9. Remember your future depends on today’s financial decisions.
Maybe you can live with your partner’s frugal spending habits or you’ve just accepted the surprises of a shopping spree showing up on your credit card statements. Whatever the case might be, it’s important to recognize that the strongest spending habits will dictate your future.
For example, let’s say your partner has a bad credit score because they have limited available credit and tend to pay credit card and household bills late. If that’s the case, it might make it hard for your partner to get any type of loan, which means you might feel the need to help by cosigning a loan. But perhaps your partner’s bad money habits haven’t improved and they default on the loan — how will that affect your finances? It could cause your personal credit score to fall as well.

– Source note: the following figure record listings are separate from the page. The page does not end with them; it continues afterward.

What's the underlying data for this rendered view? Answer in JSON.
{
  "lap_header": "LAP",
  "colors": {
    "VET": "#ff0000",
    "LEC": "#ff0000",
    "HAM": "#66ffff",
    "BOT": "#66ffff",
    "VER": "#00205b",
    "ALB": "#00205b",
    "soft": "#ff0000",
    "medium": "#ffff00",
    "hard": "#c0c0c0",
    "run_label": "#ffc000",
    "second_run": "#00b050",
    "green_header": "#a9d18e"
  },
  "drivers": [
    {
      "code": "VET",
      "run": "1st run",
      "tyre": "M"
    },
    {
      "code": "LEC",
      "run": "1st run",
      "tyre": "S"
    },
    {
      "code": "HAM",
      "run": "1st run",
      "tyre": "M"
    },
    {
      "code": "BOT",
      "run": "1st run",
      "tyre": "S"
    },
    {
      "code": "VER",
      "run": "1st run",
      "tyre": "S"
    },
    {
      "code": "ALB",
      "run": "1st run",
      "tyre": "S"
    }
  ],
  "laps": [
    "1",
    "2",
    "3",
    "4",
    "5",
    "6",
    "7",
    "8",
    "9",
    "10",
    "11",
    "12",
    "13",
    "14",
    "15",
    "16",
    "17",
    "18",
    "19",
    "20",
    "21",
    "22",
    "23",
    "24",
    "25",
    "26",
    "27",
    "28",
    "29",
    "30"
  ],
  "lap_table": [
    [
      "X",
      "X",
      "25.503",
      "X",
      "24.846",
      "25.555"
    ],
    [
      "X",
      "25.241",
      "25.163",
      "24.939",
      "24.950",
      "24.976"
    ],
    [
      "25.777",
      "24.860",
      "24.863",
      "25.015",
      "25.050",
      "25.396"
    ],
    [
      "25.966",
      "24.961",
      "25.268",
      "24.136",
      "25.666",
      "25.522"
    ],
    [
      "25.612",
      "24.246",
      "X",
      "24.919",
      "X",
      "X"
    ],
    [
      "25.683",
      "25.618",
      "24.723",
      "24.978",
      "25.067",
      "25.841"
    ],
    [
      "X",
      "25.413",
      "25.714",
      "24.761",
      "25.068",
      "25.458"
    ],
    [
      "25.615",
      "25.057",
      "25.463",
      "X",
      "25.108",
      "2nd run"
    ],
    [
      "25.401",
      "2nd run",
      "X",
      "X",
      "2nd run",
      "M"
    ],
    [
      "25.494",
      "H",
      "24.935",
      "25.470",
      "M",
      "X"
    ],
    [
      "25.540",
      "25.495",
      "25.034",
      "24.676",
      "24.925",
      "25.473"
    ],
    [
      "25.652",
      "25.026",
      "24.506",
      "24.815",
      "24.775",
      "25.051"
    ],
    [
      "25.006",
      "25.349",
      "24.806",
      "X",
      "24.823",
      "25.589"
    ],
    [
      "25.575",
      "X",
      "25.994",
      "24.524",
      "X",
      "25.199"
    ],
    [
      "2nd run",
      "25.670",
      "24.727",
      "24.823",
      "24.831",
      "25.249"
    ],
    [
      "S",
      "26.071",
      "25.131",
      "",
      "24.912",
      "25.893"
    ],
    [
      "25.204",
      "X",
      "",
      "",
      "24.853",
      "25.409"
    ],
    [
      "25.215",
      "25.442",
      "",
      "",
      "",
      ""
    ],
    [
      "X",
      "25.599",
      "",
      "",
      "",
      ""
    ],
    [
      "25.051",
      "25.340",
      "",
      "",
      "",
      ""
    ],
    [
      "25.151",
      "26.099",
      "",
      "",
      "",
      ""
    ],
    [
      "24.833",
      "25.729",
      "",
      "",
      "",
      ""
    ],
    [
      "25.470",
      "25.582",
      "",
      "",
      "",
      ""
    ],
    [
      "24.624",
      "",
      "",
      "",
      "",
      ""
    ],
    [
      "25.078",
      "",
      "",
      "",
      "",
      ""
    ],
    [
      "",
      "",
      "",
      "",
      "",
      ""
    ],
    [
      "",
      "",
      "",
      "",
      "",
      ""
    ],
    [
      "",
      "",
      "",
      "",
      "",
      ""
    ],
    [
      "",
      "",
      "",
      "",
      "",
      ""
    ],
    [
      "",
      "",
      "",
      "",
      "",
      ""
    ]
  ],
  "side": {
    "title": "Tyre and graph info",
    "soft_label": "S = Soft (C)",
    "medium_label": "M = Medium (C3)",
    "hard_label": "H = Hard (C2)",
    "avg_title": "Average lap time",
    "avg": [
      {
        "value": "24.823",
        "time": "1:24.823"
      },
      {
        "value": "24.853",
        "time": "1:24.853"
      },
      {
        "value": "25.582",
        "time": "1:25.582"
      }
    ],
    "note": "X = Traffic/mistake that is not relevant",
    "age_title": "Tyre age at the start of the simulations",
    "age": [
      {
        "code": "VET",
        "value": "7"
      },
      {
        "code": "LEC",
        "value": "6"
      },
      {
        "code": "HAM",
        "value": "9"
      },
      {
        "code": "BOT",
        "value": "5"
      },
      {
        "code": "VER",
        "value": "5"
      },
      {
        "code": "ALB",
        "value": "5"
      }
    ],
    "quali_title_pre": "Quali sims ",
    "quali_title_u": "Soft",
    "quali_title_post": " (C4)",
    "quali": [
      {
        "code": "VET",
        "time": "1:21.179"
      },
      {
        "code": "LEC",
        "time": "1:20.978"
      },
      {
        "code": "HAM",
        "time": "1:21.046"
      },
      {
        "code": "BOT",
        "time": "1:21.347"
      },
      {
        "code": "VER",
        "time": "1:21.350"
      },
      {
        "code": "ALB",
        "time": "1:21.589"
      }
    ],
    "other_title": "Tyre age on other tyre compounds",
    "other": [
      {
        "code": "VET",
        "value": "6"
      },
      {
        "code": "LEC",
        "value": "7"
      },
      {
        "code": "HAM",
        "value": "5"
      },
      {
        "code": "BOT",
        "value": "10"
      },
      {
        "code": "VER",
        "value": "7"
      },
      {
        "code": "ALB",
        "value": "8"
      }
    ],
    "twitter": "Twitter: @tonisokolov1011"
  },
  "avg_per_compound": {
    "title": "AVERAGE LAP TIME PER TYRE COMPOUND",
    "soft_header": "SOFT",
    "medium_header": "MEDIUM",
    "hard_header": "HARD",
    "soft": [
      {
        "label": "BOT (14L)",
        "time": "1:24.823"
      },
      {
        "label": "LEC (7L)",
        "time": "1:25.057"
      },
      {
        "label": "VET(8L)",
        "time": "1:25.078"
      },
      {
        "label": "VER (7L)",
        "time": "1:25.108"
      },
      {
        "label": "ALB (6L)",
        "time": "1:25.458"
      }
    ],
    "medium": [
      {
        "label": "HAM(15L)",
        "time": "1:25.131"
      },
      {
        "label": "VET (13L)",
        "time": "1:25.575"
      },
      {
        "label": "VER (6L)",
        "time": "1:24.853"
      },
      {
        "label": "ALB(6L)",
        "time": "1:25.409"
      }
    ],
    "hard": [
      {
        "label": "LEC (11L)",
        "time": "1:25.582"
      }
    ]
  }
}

The bottom line: Make sure you’re 100 percent on board with your partner’s money habits and spending style. Your future depends on the financial decisions you make today, so when it comes to spending and saving, a healthy balance should be a high priority.
10. Exercise some freedom with the budget.
At the same time, setting too many restrictions on spending or trying to work with a complicated budget can make the entire process of managing finances as a couple a frustrating one. Give yourself some liberties with certain expenses so you can both enjoy your hard-earned money while keeping yourself on track with your financial goals.
Remember that your budget is just a spending plan to help you prioritize your cash flow based on your personal goals. Whatever the purchase ends up being, you don’t need to fight about the finances — as long as you stay within your spending limits or budgeted amount.
Sydney Champion contributed to the reporting for this article.